Call me insecure, I don't care. The fact that my man and I are exclusive makes our intimacy special, and I wouldn't have it any other way.
I haven't read the book yet, but after reading your review, Jennifer, I'll probably pick it up.
Based on Block's comment, though, I'd have to disagree with the basic assumption that one who is in an open relationship isn't hypocritical or dishonest. One can be "open" and still be living deceitfully. Just as one can live honestly in a monogamous relationship.
I guess what I really don't get, is if one is Open, why get married to begin with? If you reject one aspect of the institution of marriage, why not reject the institution altoghter? After all, one can be in a committed relationship without marriage.
Sorry for the length. I should have just read it and written my own review!
I agree with Anjali that the assumption that dishonesty and hypocrisy can only take place in a monogamous relationship is not accurate. When feelings become involved, doesn't it become dishonest, regardless of whether your partner knows about the sexual relationship?
I'm going to have to read the book now.
I have a great story about Open relationships: I bonded with my future husband over this topic.

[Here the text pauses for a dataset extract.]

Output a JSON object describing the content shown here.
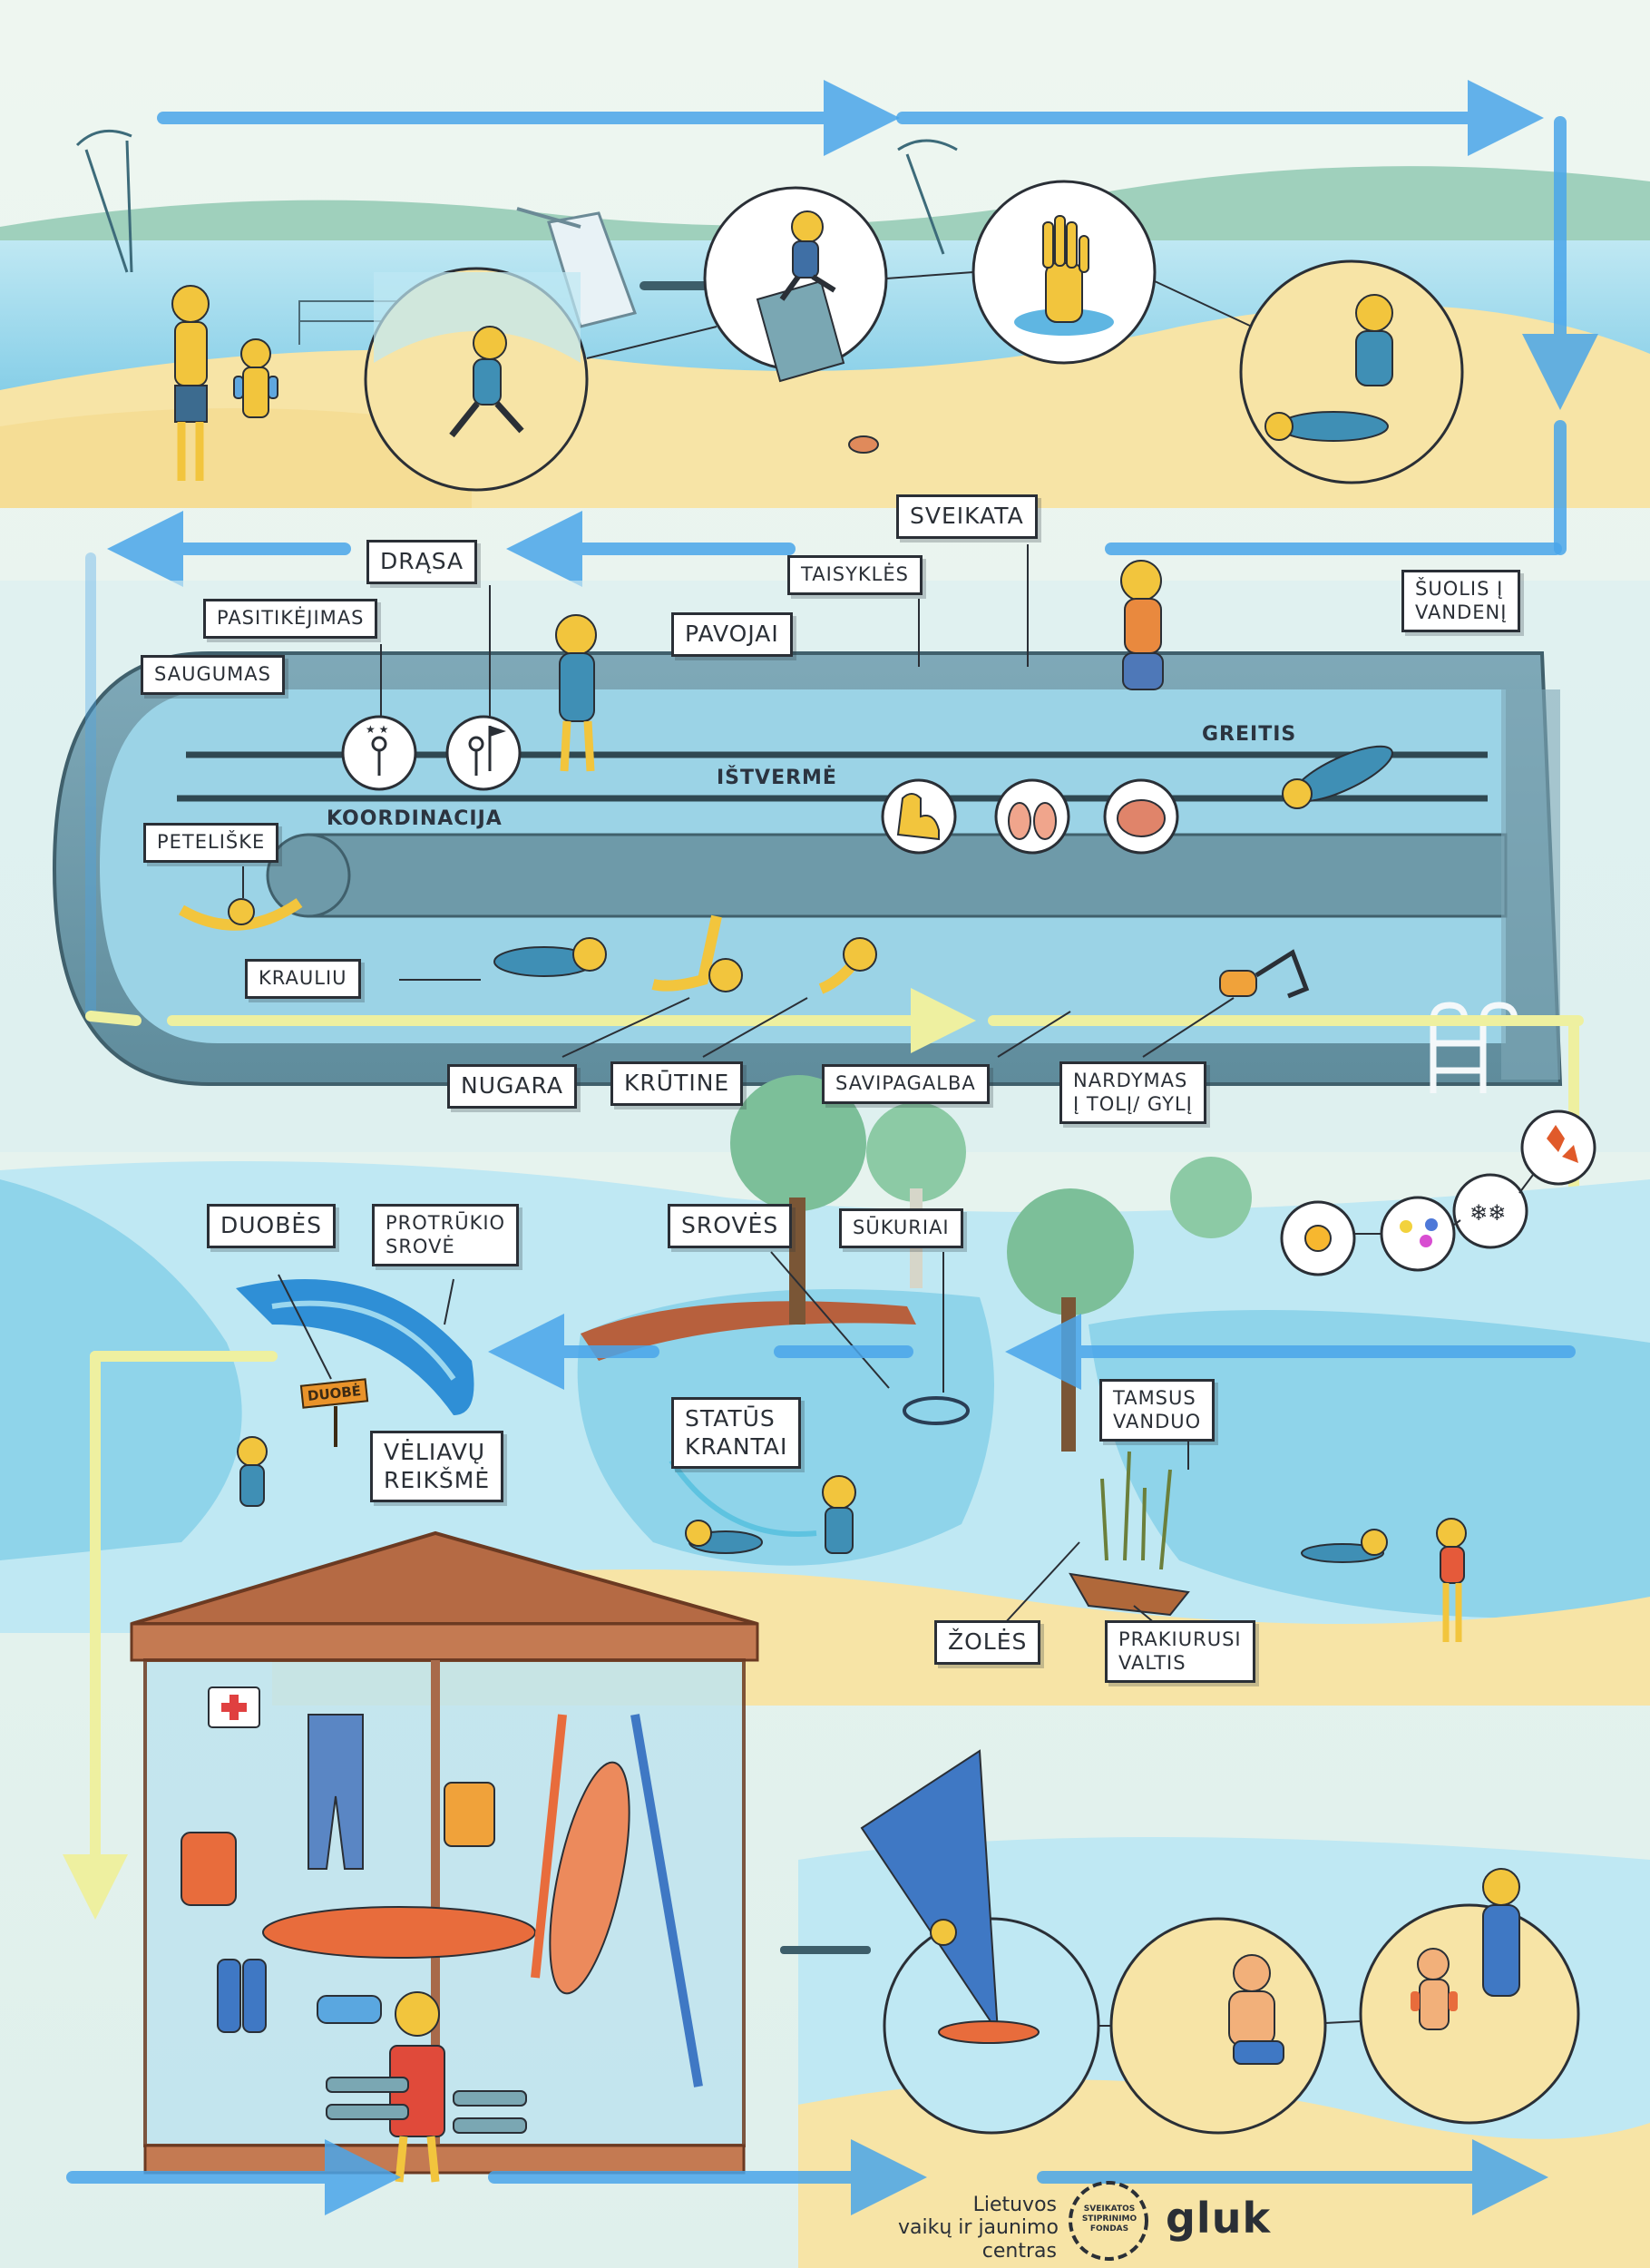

We were co-workers, and we both happened to each have close couple-friends whose relationships were falling apart from the very Open-ness Gina's talking about: on the one hand, making non-Open sound loser-like, but on the other, they were all breaking up, yo!
We analyzed those relationships over the course of several Bombay-and-tonic after-work non-dates, and I'm sure you can guess the rest...18 yrs later, we still mull over the world on a Friday night with imported alcohol at hand (bad us), and we're still apt to take a pass on the wonderful world of Open relationships.
Glad they work for some ppl, and sure glad it ain't us.